Dal 28 al 30 gennaio 2027 all’Istanbul Expo Center focus su città attive, benessere urbano e investimenti globali.
Torna dal 28 al 30 gennaio 2027, negli spazi dell’Istanbul Expo Center di Yeşilköy, Atrax Expo, la manifestazione internazionale dedicata ai settori delle attrazioni, dei parchi, dello sport, delle piscine, dell’urban design e delle strutture sociali. L’evento, giunto alla quattordicesima edizione, si propone come piattaforma di incontro per operatori, investitori e amministrazioni interessati allo sviluppo di progetti urbani orientati alla qualità della vita.
Il tema scelto per il 2027, “Urban Wellness Active City”, pone al centro l’integrazione tra attività fisica, spazi pubblici, soluzioni acquatiche, progettazione outdoor e socialità. L’obiettivo dichiarato è quello di promuovere modelli di città più attive e attrattive, in cui infrastrutture sportive, parchi tematici, aree verdi e strutture per il tempo libero contribuiscano a generare benessere diffuso e nuove opportunità di investimento.

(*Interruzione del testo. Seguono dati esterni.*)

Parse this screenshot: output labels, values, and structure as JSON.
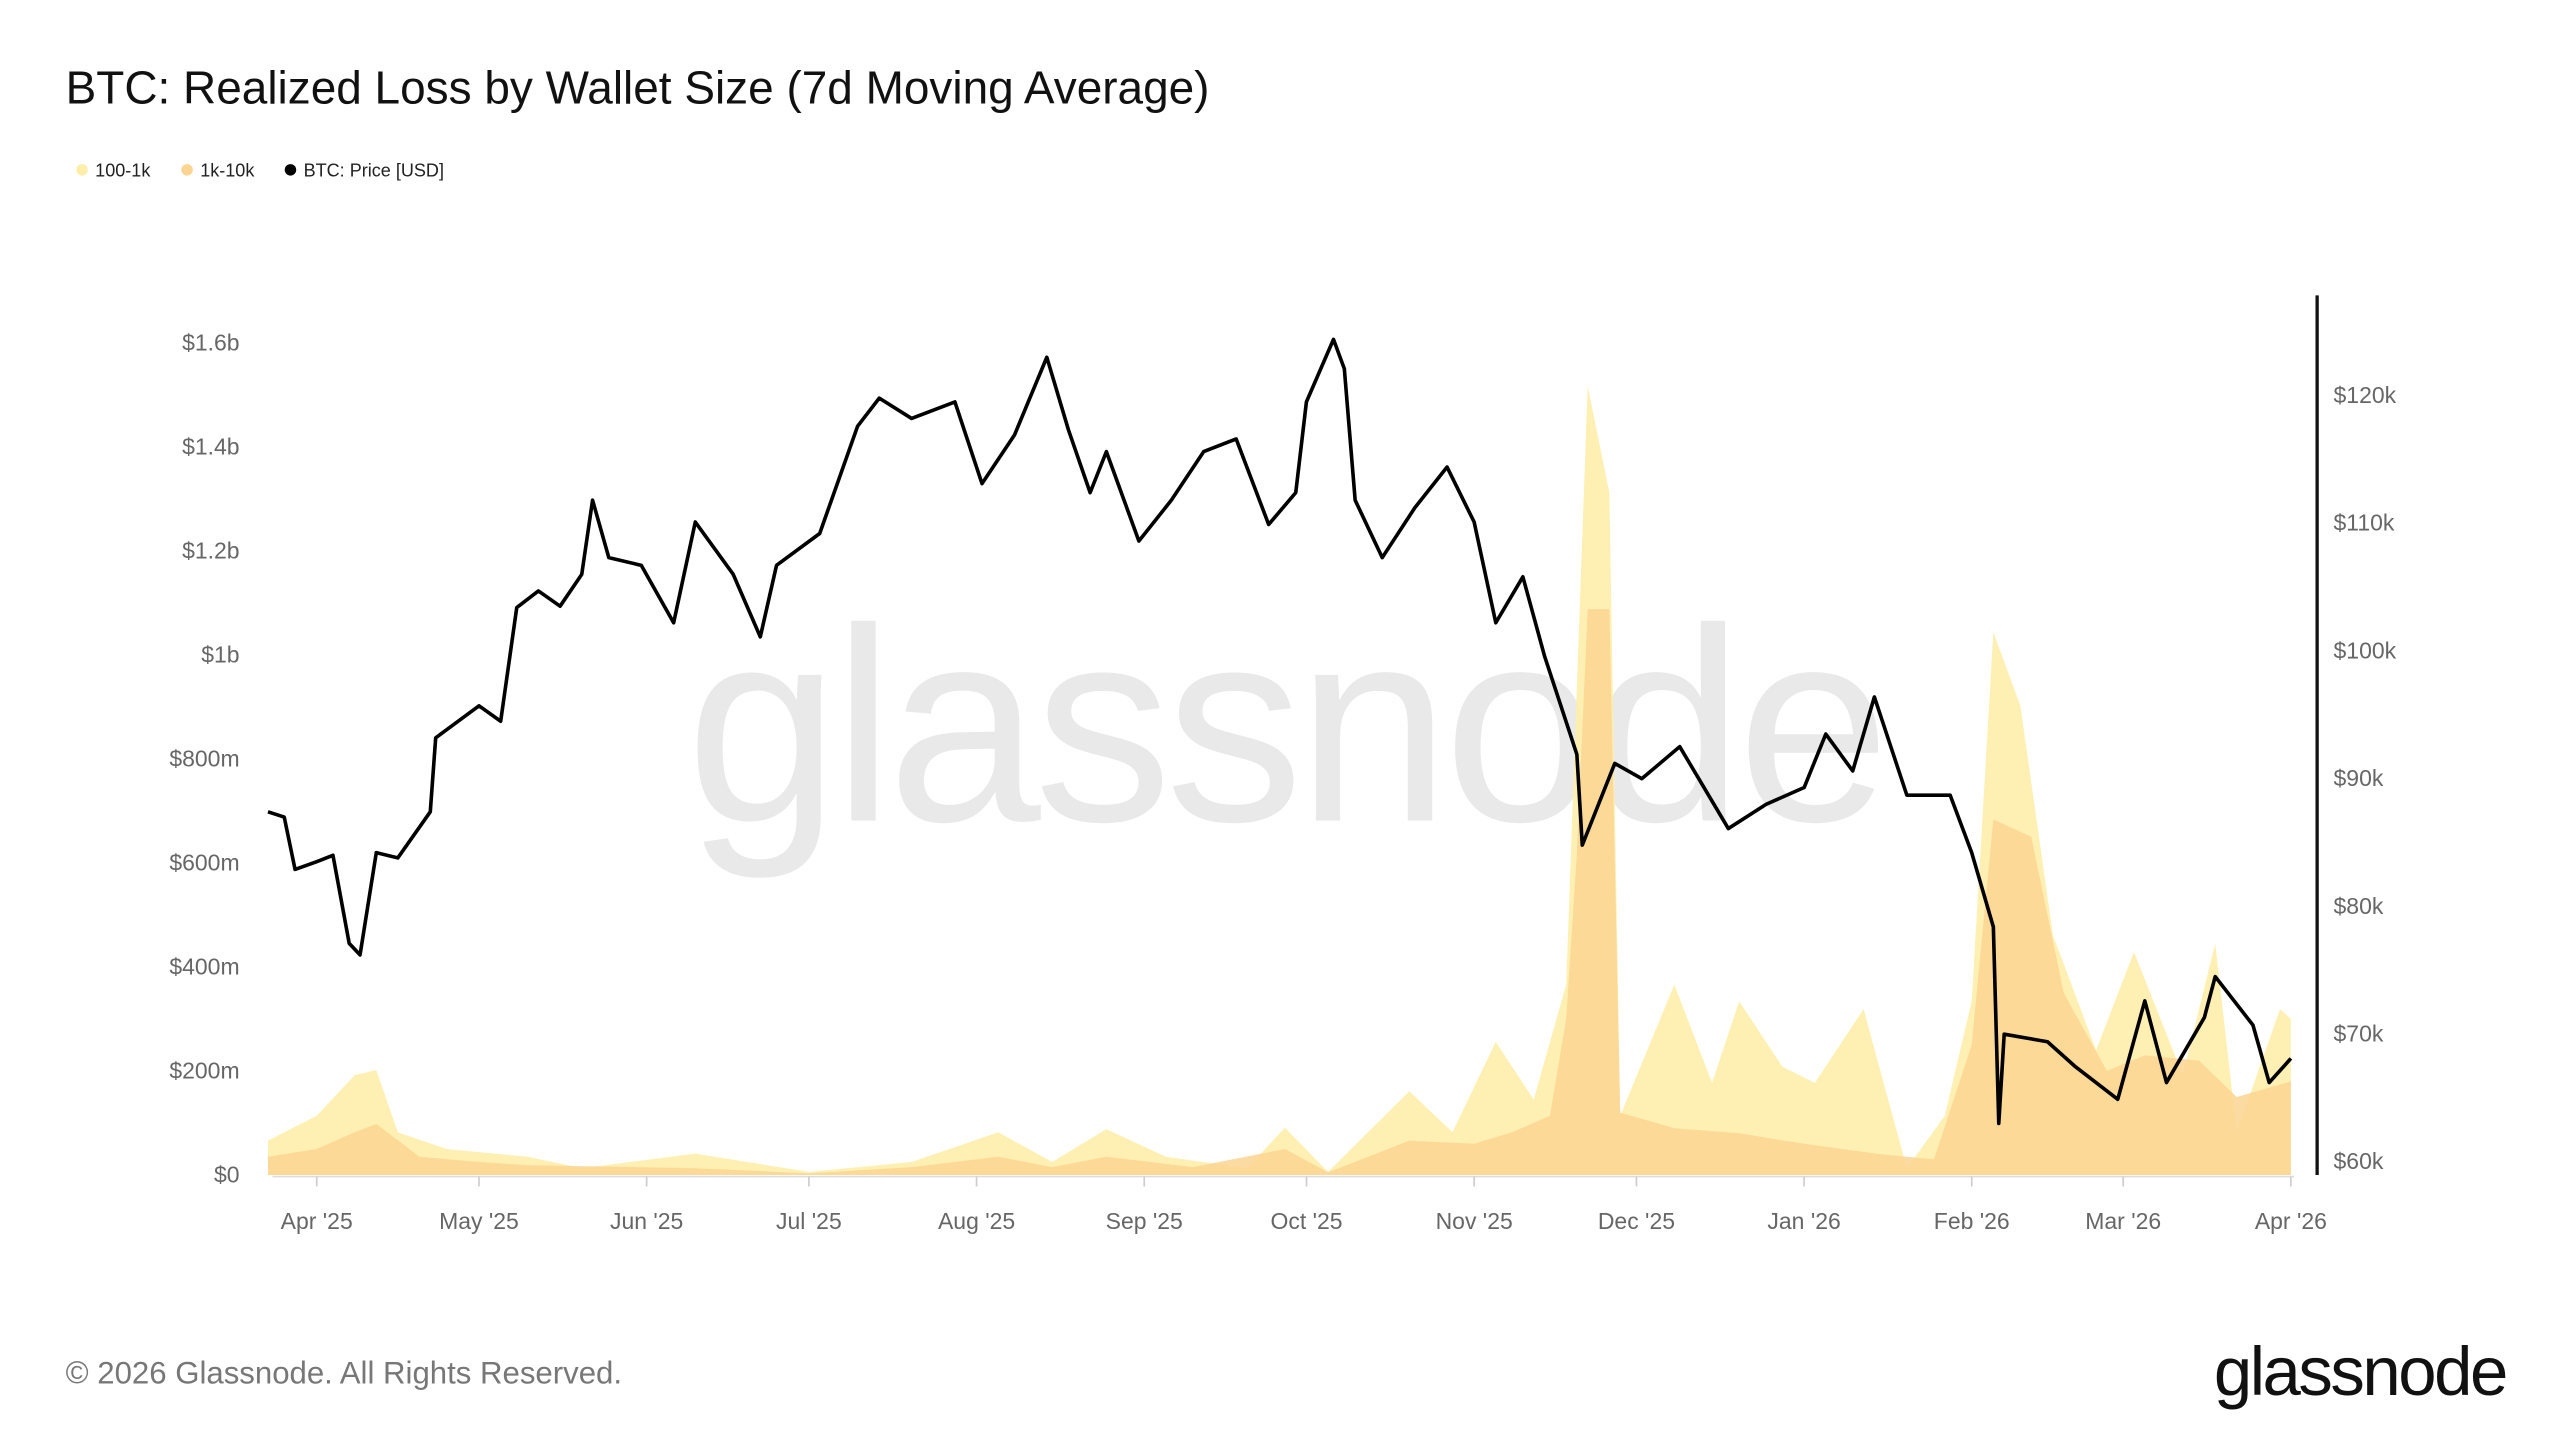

La fiera si svilupperà su una superficie complessiva di 55 mila metri quadrati, articolata in cinque padiglioni tematici che coprono l’intera filiera: dalle soluzioni per le attrazioni e le attività ricreative agli impianti sportivi e alle aree verdi, fino al comparto piscine, spa e water attractions e al landscape design. L’impostazione punta a offrire un ecosistema integrato capace di favorire scambi commerciali, presentazioni di nuovi prodotti e collaborazioni progettuali.
Gli organizzatori prevedono la partecipazione di oltre 400 aziende espositrici e più di 20 mila visitatori professionali provenienti da diversi Paesi. In programma anche panel con esperti, sessioni di approfondimento e incontri B2B, con particolare attenzione al dialogo tra pubblico e privato.
La scelta di Istanbul conferma il ruolo strategico della città come ponte tra Europa, Medio Oriente, Nord Africa e Asia Centrale. In questo contesto, Atrax 2027 si propone di rafforzare la propria funzione di hub internazionale per il settore, offrendo un punto di osservazione sulle tendenze che stanno ridefinendo il rapporto tra progettazione urbana, tempo libero e benessere collettivo.